# Circle in parabola

1. Mar 24, 2007

### Weave

1. The problem statement, all variables and given/known data
A circle with a radius of 1inscribed in the parabola y=x^2, find the center of the circle. The figure shows the circle on the y-axis.

2. Relevant equations
$$y=x^2$$
$$r^2=(x-h)^2+(y-k)^2$$

3. The attempt at a solution
h=0. $$\frac{x^2+(y-k)^2}{r^2}=x^2$$
R^2=1 and the x^2 can be subtracted out leaving:$$(y-k)^2=0$$ take the derivitive of each side, find y, substitute that back in and find k but I end up with other varibles to solve.

Last edited: Mar 24, 2007
2. Mar 24, 2007

### d_leet

How did you get this equation?

3. Mar 24, 2007

### Weave

setting one equation equal to another

4. Mar 24, 2007

### d_leet

And how did you do that? Can you show some work because I cannot see what you set equal to what.

5. Mar 24, 2007

### HallsofIvy

Staff Emeritus
The equation of the circle and the equation of the parabola are describing different curves. They do NOT always have the same (x,y) values!

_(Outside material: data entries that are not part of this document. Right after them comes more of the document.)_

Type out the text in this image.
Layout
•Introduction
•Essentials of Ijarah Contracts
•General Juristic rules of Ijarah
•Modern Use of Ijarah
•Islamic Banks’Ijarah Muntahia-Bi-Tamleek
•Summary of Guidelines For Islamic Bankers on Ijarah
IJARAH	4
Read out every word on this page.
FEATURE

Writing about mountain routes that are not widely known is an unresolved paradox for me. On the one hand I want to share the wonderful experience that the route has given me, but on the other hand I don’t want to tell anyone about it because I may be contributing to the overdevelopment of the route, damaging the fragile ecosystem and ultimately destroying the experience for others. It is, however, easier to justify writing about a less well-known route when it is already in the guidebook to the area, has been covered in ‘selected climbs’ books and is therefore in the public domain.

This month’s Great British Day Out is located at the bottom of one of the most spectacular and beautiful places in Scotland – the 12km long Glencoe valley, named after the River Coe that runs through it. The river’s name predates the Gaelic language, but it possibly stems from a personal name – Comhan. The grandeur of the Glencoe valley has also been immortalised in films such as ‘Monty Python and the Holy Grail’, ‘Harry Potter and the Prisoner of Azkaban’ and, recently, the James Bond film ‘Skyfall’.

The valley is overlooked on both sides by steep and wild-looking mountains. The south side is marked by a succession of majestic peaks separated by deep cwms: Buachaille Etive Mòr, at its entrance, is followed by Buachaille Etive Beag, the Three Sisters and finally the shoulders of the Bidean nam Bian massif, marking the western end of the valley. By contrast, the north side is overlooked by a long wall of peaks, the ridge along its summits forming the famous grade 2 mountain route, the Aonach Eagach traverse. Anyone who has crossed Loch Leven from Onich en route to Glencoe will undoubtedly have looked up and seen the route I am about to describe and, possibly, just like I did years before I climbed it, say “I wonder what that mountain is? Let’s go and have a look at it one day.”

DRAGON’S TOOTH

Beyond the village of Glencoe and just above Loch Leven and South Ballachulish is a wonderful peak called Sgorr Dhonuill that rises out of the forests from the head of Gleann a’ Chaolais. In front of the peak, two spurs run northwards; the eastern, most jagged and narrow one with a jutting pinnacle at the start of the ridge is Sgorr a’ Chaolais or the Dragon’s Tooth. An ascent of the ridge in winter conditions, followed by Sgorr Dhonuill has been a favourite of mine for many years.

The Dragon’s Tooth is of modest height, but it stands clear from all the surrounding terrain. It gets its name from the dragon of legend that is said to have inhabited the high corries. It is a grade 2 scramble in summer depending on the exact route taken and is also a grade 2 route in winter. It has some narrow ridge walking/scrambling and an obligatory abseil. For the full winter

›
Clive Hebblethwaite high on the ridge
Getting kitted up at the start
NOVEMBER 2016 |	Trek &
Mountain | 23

Unfortunately, we can't see the figure you talk about. In what sense is the circle "inscribed" in the parabola? Is it tangent to the parabola at two points?

From symmetry, it should be obvious that the circle has center on the y-axis. That is, that the equation of the circle is x2+ (y- h)2= r2.

The derivative of y= x2 is y'= 2x and the derivative of y in x2+ (y-h)2= r2 is given by 2x+ 2(y- h)2y'= 0.

You have 4 equations: y= x2, x2+ (y-h)2= r2, y'= 2x, and 2x+ 2(y-h)2= 0 to solve for four unknown values: the (x,y) values of points of intersection, h, and r.